Togo / Reprise du dialogue politique : Les points à l’ordre du jour !

Un mois après sa suspension due aux consultations bilatérales, le dialogue politique inter-togolais devrait reprendre dès ce lundi 26 mars. A l’instar de la communauté internationale, les présidents de l’AFP et des responsables politiques de l’opposition dont Me Yawovi Agboyibo, président du CAR, la plupart des acteurs du monde politique accordent leur voix pour donner foi au dialogue comme solution de sortie de crise au Togo.

En effet, le pouvoir en place et les représentants de la Coalition des 14 partis politiques se retrouveront en début de semaine prochaine autour de la table de discussions sous la houlette de la facilitation ghanéenne. Pour cette fois, de quoi sera-t-il question ? La question est d’autant plus importante si l’on analyse les derniers évènements qui ont marqué l’actualité sociopolitique au Togo : nomination des présidents de CELI (Commission Electorale Locale Indépendante) et la tentative de reprise des manifestations de rue par l’opposition.

C’est sans surprise que la poursuite (ou non) du processus électoral soit un sujet important à l’ordre du jour des discussions à la reprise des travaux du dialogue. Selon Eric Dupuy, porte-parole de l’Alliance nationale pour le changement (ANC) et membre de la Coalition des 14, « les acteurs politiques avaient trouvé un consensus au début du dialogue. On suspendrait les manifestations pendant les discussions et le parti RPT/Unir suspendrait aussi tout processus électoral et œuvrait au parachèvement rapide des mesures d’apaisement ». Toutefois, le pouvoir en place a profité de la courte pause observée pour avancer d’un pas dans l’organisation des élections.

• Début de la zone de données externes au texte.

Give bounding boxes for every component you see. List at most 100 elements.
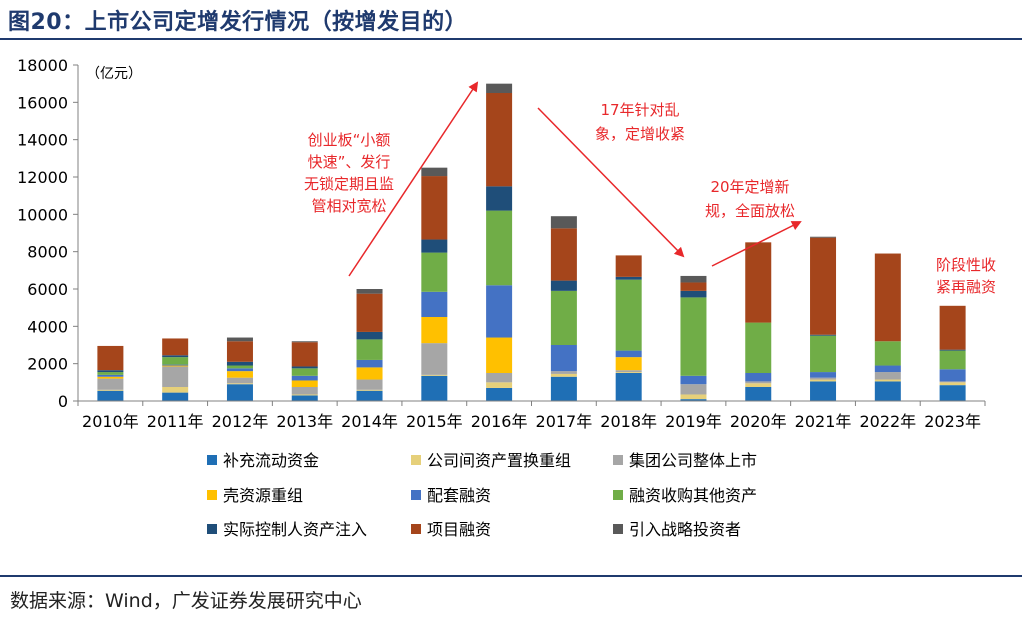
bar-segment [550,345,577,372]
bar-segment [97,389,124,391]
bar-segment [291,395,318,401]
bar-segment [356,390,383,401]
bar-segment [486,337,513,373]
bar-segment [939,369,966,382]
bar-segment [291,341,318,343]
bar-segment [291,387,318,395]
x-tick-label: 2013年 [276,412,333,431]
legend-label: 配套融资 [427,486,491,505]
x-tick-label: 2011年 [147,412,204,431]
bar-segment [615,276,642,280]
bar-segment [486,285,513,338]
legend-swatch [411,524,421,534]
bar-segment [356,379,383,390]
bar-segment [486,387,513,401]
x-tick-label: 2018年 [600,412,657,431]
bar-segment [486,93,513,187]
bar-segment [162,355,189,358]
bar-segment [939,305,966,350]
bar-segment [226,368,253,372]
bar-segment [291,394,318,396]
bar-segment [810,381,837,401]
bar-segment [745,242,772,323]
bar-segment [162,364,189,366]
bar-segment [810,335,837,373]
bar-segment [356,359,383,368]
bar-segment [810,379,837,382]
annotation-text: 象，定增收紧 [595,125,685,143]
y-tick-label: 12000 [17,168,68,187]
trend-arrow [711,221,802,267]
y-tick-label: 10000 [17,205,68,224]
x-tick-label: 2012年 [212,412,269,431]
annotation-text: 阶段性收 [936,256,996,274]
bar-segment [356,293,383,332]
bar-segment [550,290,577,345]
bar-segment [874,341,901,366]
legend-swatch [207,490,217,500]
bar-segment [486,83,513,93]
bar-segment [615,370,642,373]
bar-segment [615,373,642,401]
legend-swatch [411,490,421,500]
bar-segment [939,349,966,351]
y-tick-label: 16000 [17,93,68,112]
bar-segment [680,394,707,400]
bar-segment [680,275,707,283]
bar-segment [162,366,189,387]
x-tick-label: 2014年 [341,412,398,431]
bar-segment [226,384,253,401]
bar-segment [356,331,383,340]
bar-segment [550,280,577,291]
bar-segment [550,376,577,401]
bar-segment [486,210,513,286]
bar-segment [421,167,448,177]
bar-segment [162,365,189,367]
bar-segment [226,371,253,378]
bar-segment [291,380,318,387]
bar-segment [356,339,383,360]
bar-segment [356,289,383,294]
bar-segment [745,387,772,401]
bar-segment [486,186,513,211]
bar-segment [356,367,383,380]
bar-segment [226,361,253,366]
bar-segment [356,389,383,391]
trend-arrow [537,107,685,258]
bar-segment [226,337,253,342]
legend-swatch [411,455,421,465]
bar-segment [97,378,124,390]
bar-segment [421,317,448,344]
legend-label: 集团公司整体上市 [629,451,757,470]
bar-segment [486,382,513,388]
bar-segment [615,357,642,371]
bar-segment [874,253,901,342]
bar-segment [810,372,837,378]
y-tick-label: 0 [58,392,68,411]
bar-segment [939,350,966,370]
bar-segment [486,373,513,383]
legend-label: 公司间资产置换重组 [427,451,571,470]
bar-segment [550,373,577,377]
y-tick-label: 18000 [17,56,68,75]
bar-segment [97,376,124,379]
stacked-bar-chart: 0 2000 4000 6000 8000 10000 12000 14000 16000 180… [17,56,996,539]
bar-segment [680,399,707,401]
legend-label: 融资收购其他资产 [629,486,757,505]
bar-segment [680,297,707,376]
annotation-text: 无锁定期且监 [304,175,394,193]
x-tick-label: 2017年 [536,412,593,431]
annotation-text: 管相对宽松 [311,197,386,215]
x-tick-label: 2020年 [730,412,787,431]
bar-segment [680,282,707,291]
y-tick-label: 8000 [27,243,68,262]
x-tick-label: 2010年 [82,412,139,431]
legend-swatch [207,455,217,465]
bar-segment [421,176,448,240]
annotation-text: 17年针对乱 [600,101,679,119]
bar-segment [97,390,124,401]
bar-segment [421,239,448,253]
x-tick-label: 2015年 [406,412,463,431]
bar-segment [680,290,707,298]
bar-segment [615,255,642,277]
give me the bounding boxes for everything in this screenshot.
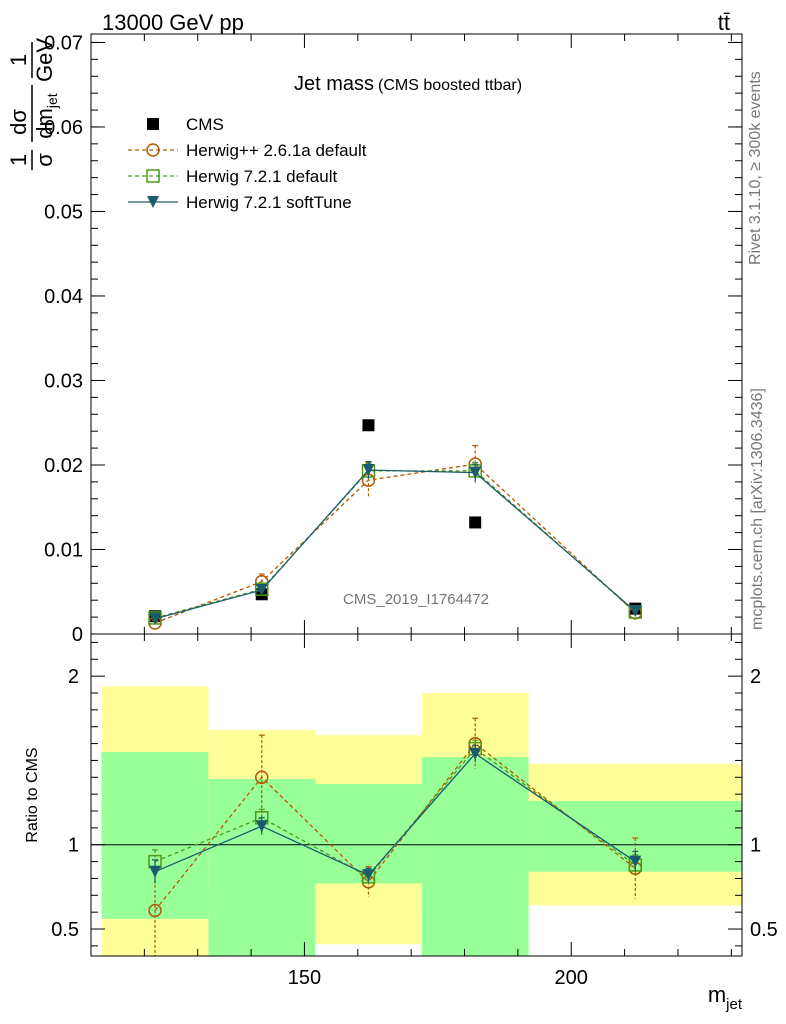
legend: CMS Herwig++ 2.6.1a default Herwig 7.2.1 d…	[128, 115, 367, 212]
main-y-ticks: 0 0.01 0.02 0.03 0.04 0.05 0.06 0.07	[44, 32, 742, 646]
main-y-tick-label: 0.04	[44, 286, 83, 308]
ratio-y-tick-label-right: 2	[750, 666, 761, 688]
legend-marker	[146, 169, 160, 183]
data-point	[362, 464, 375, 477]
series-3	[149, 461, 642, 625]
data-point	[469, 747, 482, 760]
ratio-band-green	[101, 752, 209, 919]
data-point	[255, 770, 269, 785]
ylabel-dsigma: dσ	[6, 109, 31, 135]
ylabel-dm: dmjet	[32, 93, 60, 138]
main-y-axis-label: 1 σ dσ dmjet 1 GeV	[6, 38, 60, 170]
ratio-x-tick-label: 200	[555, 967, 588, 989]
chart-title: Jet mass	[294, 73, 374, 95]
main-series	[148, 419, 643, 630]
main-y-tick-label: 0.01	[44, 539, 83, 561]
series-line	[154, 747, 636, 878]
series-2	[149, 744, 642, 884]
series-line	[154, 742, 636, 911]
x-axis-label: mjet	[708, 982, 743, 1013]
main-y-tick-label: 0	[72, 624, 83, 646]
ratio-x-tick-label: 150	[288, 967, 321, 989]
data-point	[362, 419, 375, 432]
legend-marker	[147, 118, 159, 130]
main-panel: 0 0.01 0.02 0.03 0.04 0.05 0.06 0.07 CMS_2019_I…	[44, 32, 743, 646]
ratio-y-ticks: 0.5 0.5 1 1 2 2	[51, 641, 778, 947]
ylabel-one-a: 1	[6, 154, 31, 166]
data-point	[629, 855, 642, 868]
main-y-tick-label: 0.02	[44, 455, 83, 477]
ylabel-one-b: 1	[6, 54, 31, 66]
header-right-label: tt̄	[718, 10, 730, 35]
data-point	[149, 612, 162, 625]
data-point	[255, 584, 268, 597]
data-point	[148, 903, 162, 918]
chart-subtitle: (CMS boosted ttbar)	[378, 77, 522, 94]
ratio-band-green	[421, 757, 529, 956]
ratio-y-tick-label: 2	[68, 666, 79, 688]
ratio-panel: 0.5 0.5 1 1 2 2 150 200 Ratio to CMS	[24, 633, 778, 989]
ratio-y-tick-label-right: 0.5	[750, 919, 778, 941]
ratio-band-green	[208, 778, 316, 956]
ratio-y-tick-label-right: 1	[750, 835, 761, 857]
legend-marker	[147, 196, 159, 208]
header-left-label: 13000 GeV pp	[102, 10, 244, 35]
ratio-y-axis-label: Ratio to CMS	[24, 747, 41, 842]
ratio-series	[148, 717, 643, 956]
main-y-tick-label: 0.07	[44, 32, 83, 54]
ylabel-gev: GeV	[32, 38, 57, 82]
ratio-bands	[101, 686, 742, 956]
data-point	[149, 865, 162, 878]
data-point	[255, 820, 268, 833]
ratio-frame	[90, 633, 743, 957]
main-y-tick-label: 0.05	[44, 201, 83, 223]
ratio-y-tick-label: 1	[68, 835, 79, 857]
data-point	[469, 516, 482, 529]
analysis-watermark: CMS_2019_I1764472	[343, 591, 489, 608]
main-y-tick-label: 0.06	[44, 117, 83, 139]
data-point	[469, 466, 482, 479]
mcplots-label: mcplots.cern.ch [arXiv:1306.3436]	[749, 388, 766, 630]
data-point	[362, 869, 375, 882]
data-point	[629, 605, 642, 618]
legend-entry-label: Herwig++ 2.6.1a default	[186, 141, 367, 160]
main-x-ticks	[90, 34, 732, 634]
ratio-x-ticks: 150 200	[90, 634, 732, 989]
main-y-tick-label: 0.03	[44, 370, 83, 392]
legend-entry-label: Herwig 7.2.1 softTune	[186, 193, 352, 212]
legend-entry-label: Herwig 7.2.1 default	[186, 167, 337, 186]
ylabel-sigma: σ	[32, 153, 57, 167]
legend-entry-label: CMS	[186, 115, 224, 134]
rivet-label: Rivet 3.1.10, ≥ 300k events	[747, 71, 764, 265]
ratio-y-tick-label: 0.5	[51, 919, 79, 941]
legend-marker	[146, 143, 160, 157]
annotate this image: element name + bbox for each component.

En conséquence, des manifestations de rue ont été annoncées dans les grandes villes du pays les mardi 20, mercredi 21, jeudi 22 et samedi 24 mars pour répondre à « l’entêtement du pouvoir en place dans l’organisation unilatérale des élections sans tête ni queue », avait indiqué Ouro-Djikpa Tchatchikpi, le conseiller de Tikpi Atchadam. Mais, le ministre de l’Administration territoriale y a opposé un refus catégorique.

« On a constaté que le gouvernement n’a pas respecté son engagement, ni en ce qui concerne les mesures d’apaisement ni en ce qui concerne l’arrêt du processus électoral », précise Eric Dupuy. Depuis quelques jours, les émissaires ghanéens font des allers-retours entre Lomé et Accra dans le cadre des rencontres bilatérales avec les acteurs. « De nombreux points sont à régler pour éviter de nouveaux blocages à la reprise du dialogue », a confié à Jeune Afrique une source proche de la facilitation.